Wednesday, November 26, 2014
East Ramapo officials have completed the $4.9 million sale of Hillcrest Elementary School to an ultra-Orthodox Jewish group for use as a private school.
The closing, on Friday, becomes the latest chapter in the thorny history of school board actions related to the former public school building, situated on nearly 12 acres on Addison Boyce Drive in New City.
It's the second time in about four years the property has been sold to Avir Yakov by the district, where Hasidic and Orthodox Jews who send their children to private schools have dominated the school board since 2005.
The first sale, in 2010, was annulled by the state education commissioner after parents challenged the transaction, calling it a sweetheart deal for the religious community. The school board's appraiser later pleaded guilty to a fraud-related misdemeanor.
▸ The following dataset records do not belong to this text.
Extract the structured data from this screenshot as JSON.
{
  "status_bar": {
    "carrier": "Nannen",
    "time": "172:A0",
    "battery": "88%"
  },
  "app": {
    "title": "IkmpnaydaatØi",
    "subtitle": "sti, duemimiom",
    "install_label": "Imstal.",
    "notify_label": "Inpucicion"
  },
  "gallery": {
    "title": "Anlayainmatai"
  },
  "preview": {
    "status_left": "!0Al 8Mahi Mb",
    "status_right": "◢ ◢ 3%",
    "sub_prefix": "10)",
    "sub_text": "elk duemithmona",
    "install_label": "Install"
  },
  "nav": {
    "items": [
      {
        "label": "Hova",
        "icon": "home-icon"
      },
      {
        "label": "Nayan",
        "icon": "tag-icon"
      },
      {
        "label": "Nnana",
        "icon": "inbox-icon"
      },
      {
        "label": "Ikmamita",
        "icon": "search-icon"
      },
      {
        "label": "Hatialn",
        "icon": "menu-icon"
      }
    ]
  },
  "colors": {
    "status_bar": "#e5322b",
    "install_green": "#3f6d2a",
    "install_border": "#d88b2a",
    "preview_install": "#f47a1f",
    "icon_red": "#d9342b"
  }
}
The state Attorney General's Office charged the appraiser as part of an ongoing investigation into the contentious sales and leases of Hillcrest and Colton elementary schools to yeshivas. Avi Vardi was accused of taking a $5,000 bribe from Avir Yakov to falsify his appraisal.
School officials haven't been charged with wrongdoing related to the deal. Allegations they were involved with the theft of public school property to benefit the ultra-Orthodox communities are part of an ongoing federal civil rights lawsuit filed by hundreds of East Ramapo residents.
The plea bargain for the Hillcrest appraiser came four months ago, about the time the school board approved the sale to the girls yeshiva for the second time.
School officials announced the closing in a statement Friday and said the proceeds would be used to restore the district's reserves and "help support future public school programs." It follows the sale of Colton Elementary to another religious group in July for $5.1 million.
Spokesman Darren Dopp indicated that board members took pains to ensure this sale "was at or above fair market value" and that the four-month gap between approval and closing was due partly to the district "endeavoring to comply with an extra level of anticipated scrutiny to the transaction."
"(The board) wanted to make sure that everyone looking at the transaction could see that it was handled properly," Dopp said.
The state has not been involved with the new sale and isn't involved in decisions on how proceeds are used, Education Department spokesman Jonathan Burman said Monday.
The district closed Hillcrest over parents' objections in 2010 amid incorrect projections of declining public school enrollment. Parents also have challenged the building lease to Avir Yakov.
Avir Yakov lawyer Fred Berman did not return a request for comment. An Avir Yakov employee declined to comment on the sale or the congregation's plans for the property, which is near the border of the Hasidic village of New Square.
The deal follows new recommendations by a state fiscal monitor that a state watchdog be given veto power over school board decisions to ensure financial solvency and equity for public school students.